Di certo la tendenza è in crescita, iniziata propri negli anni in cui la Meloni era al governo (quando i poveri erano «appena» 2,1 milioni), ma cresciuta esponenzialmente quando erano cambiati gli inquilini a Palazzo Chigi. Insomma, la catena di cause che ha fatto da benzina sul fuoco del disagio sociale non si esaurisce certo con chi era o meno al governo, visto che da allora di esecutivi ce ne sono stati otto: Berlusconi, Monti, Letta, Renzi, Gentiloni, Conte I e II, Draghi. E nel frattempo anche un paio di crisi finanziarie durature, più quella del 2020 scatenata dalla pandemia, fino alla guerra. Poi ci sono altri elementi ben consolidati che spiegano il rischio di tanti di scivolare nella povertà, come il fatto, ricordano Censis e Confcooperative, che oltre un quinto degli occupati, in Italia, è assunto a tempo determinato, part time, o ha un contratto di collaborazione: una situazione che colpisce soprattutto al Sud e tra i giovani.
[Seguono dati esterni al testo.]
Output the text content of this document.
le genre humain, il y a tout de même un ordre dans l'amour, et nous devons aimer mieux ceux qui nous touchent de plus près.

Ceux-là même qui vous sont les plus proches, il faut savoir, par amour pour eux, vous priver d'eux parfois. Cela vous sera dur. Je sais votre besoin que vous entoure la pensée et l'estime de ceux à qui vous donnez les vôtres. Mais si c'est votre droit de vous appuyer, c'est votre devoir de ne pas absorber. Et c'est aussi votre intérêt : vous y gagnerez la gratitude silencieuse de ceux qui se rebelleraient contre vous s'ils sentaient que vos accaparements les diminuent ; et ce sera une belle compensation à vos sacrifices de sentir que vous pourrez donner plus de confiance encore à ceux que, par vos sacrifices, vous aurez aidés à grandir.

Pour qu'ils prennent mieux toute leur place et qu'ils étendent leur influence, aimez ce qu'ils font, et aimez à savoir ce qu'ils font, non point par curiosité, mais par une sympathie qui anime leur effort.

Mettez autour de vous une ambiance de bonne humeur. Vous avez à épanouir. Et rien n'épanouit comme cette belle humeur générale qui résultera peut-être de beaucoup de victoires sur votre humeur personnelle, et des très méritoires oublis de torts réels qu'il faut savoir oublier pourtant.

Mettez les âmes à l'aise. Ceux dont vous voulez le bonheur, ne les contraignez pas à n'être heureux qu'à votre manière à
Insomma, se «si preannuncia un autunno caldo a cui dare risposte», come dice il presidente di Confcooperative Maurizio Gardini, va detto che queste risposte sono inevase da tempo. E il rischio è che su una situazione già grave si abbatta anche il costo sociale del caro-energia. Che promette di colpire ancora di più le malcapitate imprese.

Sono 100mila secondo lo studio le imprese a rischio default, con 830mila occupati, e 200mila quelle vulnerabili, con 2,1 milioni di posti di lavoro a rischio. La castagna è rimasta sul fuoco decisamente troppo a lungo e certamente toccherà al prossimo governo - che ovviamente non ce l'ha messa - tentare di toglierla da lì, o almeno provare a raffreddarla.